Dostluk kimisine göre fazlasıyla önemliyken benim gibi insanlar bu durumu fazla önemsemezlerdi. Hayatım boyunca güvendiğim 4 kişi olmuştu ve bunların 3'ünü kendi ellerimle öldürmüştüm.
Bazen gerçekten Anthony'nin neden hala benimle olduğunu sorguluyorum.
Arkadaş edinebilme konusunda fazla yetenekli değilimdir ve şuan gözlerine baktığım bu sarışın adam benim bu tezimi çürütüyordu.
Stefan Salvatore , dünyada iyi vampirler olduğunun kanıtlarındandı. Ve şuan sorulması gereken tek soru neden buradaydı?
"Stefan?" ismini söylememle yanıma gelip bana sarılması bir oldu. Her zaman beğendiğim o sesini tekrar duydum.
"Tamam , burada olduğunu bilseydim kesinlikle daha önceden gelirdim. Tanrım ne kadar zaman oldu?"Oldukça heyecanlı şekilde konuşması beni gülümsetmişti.
"Anthony çağırdı aslında bende yeni geldim. Benim buraya gelmem normal ama sizin burada ne işiniz var Bay Salvatore?"
Soyadı ile hitap etmem onu gülümsetmişti.
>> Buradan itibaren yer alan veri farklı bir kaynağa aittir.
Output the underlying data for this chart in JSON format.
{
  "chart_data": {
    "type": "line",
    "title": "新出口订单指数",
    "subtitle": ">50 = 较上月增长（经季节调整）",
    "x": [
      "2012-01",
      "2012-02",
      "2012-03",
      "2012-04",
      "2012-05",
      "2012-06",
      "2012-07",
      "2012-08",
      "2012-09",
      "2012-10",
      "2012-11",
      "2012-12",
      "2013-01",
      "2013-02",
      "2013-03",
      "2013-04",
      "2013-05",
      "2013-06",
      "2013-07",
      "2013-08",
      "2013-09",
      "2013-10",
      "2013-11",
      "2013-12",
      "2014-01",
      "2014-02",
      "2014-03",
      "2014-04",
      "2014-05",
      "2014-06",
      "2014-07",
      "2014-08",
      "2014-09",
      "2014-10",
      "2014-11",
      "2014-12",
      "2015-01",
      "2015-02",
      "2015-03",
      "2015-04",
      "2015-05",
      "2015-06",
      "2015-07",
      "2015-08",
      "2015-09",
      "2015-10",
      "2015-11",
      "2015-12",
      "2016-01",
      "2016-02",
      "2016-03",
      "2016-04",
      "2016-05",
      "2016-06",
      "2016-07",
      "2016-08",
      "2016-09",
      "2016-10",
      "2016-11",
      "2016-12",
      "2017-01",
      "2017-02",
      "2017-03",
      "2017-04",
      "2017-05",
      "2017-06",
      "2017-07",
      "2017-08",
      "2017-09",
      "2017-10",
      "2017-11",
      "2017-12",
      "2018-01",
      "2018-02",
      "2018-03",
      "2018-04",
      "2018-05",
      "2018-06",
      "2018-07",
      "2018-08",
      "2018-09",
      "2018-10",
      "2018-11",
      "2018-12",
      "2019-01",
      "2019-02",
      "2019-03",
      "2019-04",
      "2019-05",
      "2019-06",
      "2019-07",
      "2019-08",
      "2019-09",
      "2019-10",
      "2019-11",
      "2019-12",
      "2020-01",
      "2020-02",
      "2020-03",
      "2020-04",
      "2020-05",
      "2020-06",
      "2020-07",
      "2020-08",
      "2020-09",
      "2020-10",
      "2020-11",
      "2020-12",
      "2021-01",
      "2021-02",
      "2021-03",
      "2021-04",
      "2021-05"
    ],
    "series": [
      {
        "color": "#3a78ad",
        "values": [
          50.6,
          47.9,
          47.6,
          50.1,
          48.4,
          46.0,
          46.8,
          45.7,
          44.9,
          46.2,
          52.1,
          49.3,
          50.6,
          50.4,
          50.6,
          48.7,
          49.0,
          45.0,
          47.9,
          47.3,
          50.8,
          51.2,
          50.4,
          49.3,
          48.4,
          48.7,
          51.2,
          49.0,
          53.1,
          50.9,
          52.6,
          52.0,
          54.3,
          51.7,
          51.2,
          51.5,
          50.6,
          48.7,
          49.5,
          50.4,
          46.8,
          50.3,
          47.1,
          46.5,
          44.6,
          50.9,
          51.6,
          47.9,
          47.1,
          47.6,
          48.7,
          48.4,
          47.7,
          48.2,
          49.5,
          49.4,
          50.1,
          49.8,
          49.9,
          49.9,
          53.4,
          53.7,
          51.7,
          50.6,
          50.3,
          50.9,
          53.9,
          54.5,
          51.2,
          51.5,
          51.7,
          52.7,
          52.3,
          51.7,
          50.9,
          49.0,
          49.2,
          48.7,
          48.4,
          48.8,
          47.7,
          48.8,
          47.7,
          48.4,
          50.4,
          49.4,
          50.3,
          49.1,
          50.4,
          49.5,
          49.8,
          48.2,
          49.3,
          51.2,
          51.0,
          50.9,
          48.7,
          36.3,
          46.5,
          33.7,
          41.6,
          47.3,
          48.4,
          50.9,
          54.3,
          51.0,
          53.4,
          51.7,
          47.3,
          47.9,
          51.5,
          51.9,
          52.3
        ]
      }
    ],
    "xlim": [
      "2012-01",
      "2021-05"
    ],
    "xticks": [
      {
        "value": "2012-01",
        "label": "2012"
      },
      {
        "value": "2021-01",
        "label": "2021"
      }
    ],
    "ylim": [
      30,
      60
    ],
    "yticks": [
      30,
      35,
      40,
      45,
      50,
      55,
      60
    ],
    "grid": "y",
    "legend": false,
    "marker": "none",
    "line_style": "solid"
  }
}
Stefan tam konuşacağı sırada arkadan oldukça kıskanç bir tonlamayla konuşan Anthony'nin sesi geldi.
"Tamam uzun bir aradan sonra kavuştuğunuzu fark ettik ama bu kim Davina ve neden sana bu kadar yakın?"
Tanrım cidden beni kıskanmış mıydı? Ben tam konuşacağım sırada Stefan lafa dahil oldu.
"İzin verirsen ben tanıtayım kendimi tatlım?" bana bakarak söylediği cümleye olur anlamında kafamı salladım ve devam etti.
" Stefan Salvatore , Bay Stark. Davina sizden bahsetmişti. Ve Maria ile görüşmeye gelmiştim." Maria mı? Maria Hill? Mutfak kapısının açılma sesinin gelmesiyle oraya döndüm. Maria hızlı adımlarla gelip Stefan'a sarıldı.
"Evet , Davina sizin tanıştığınızı biliyorum ve eğer izin verirseniz erkek arkadaşımla yemeğe gideceğim" samimi tonda söylediği şey beni gülümsetmişti. Erkek arkadaşım mı? Şaka mısınız siz? Elena'ya noldu peki?
"Neyse o zaman sonra görüşürüz küçük Salvatore." Oldukça samimi şekilde gülümsedi ve kafasını salladı.
İkilinin salondan çıkmasını izlerken yanımda birisinin elimdeki boş viski bardağını aldığını hissettim.
Saçlarının boyandığı belli olan beyaz saçlı çocuk , yani kızıl kızın kardeşi, bardağa viski doldurup bana geri verdi. Oldukça flörtöz şekilde bunu yapması midemi bulandırmıştı.
Evet flört etmeyi ve işi başka şeye götürmeyi severdim ama çocuktan yaklaşık 4 yaş büyüktüm.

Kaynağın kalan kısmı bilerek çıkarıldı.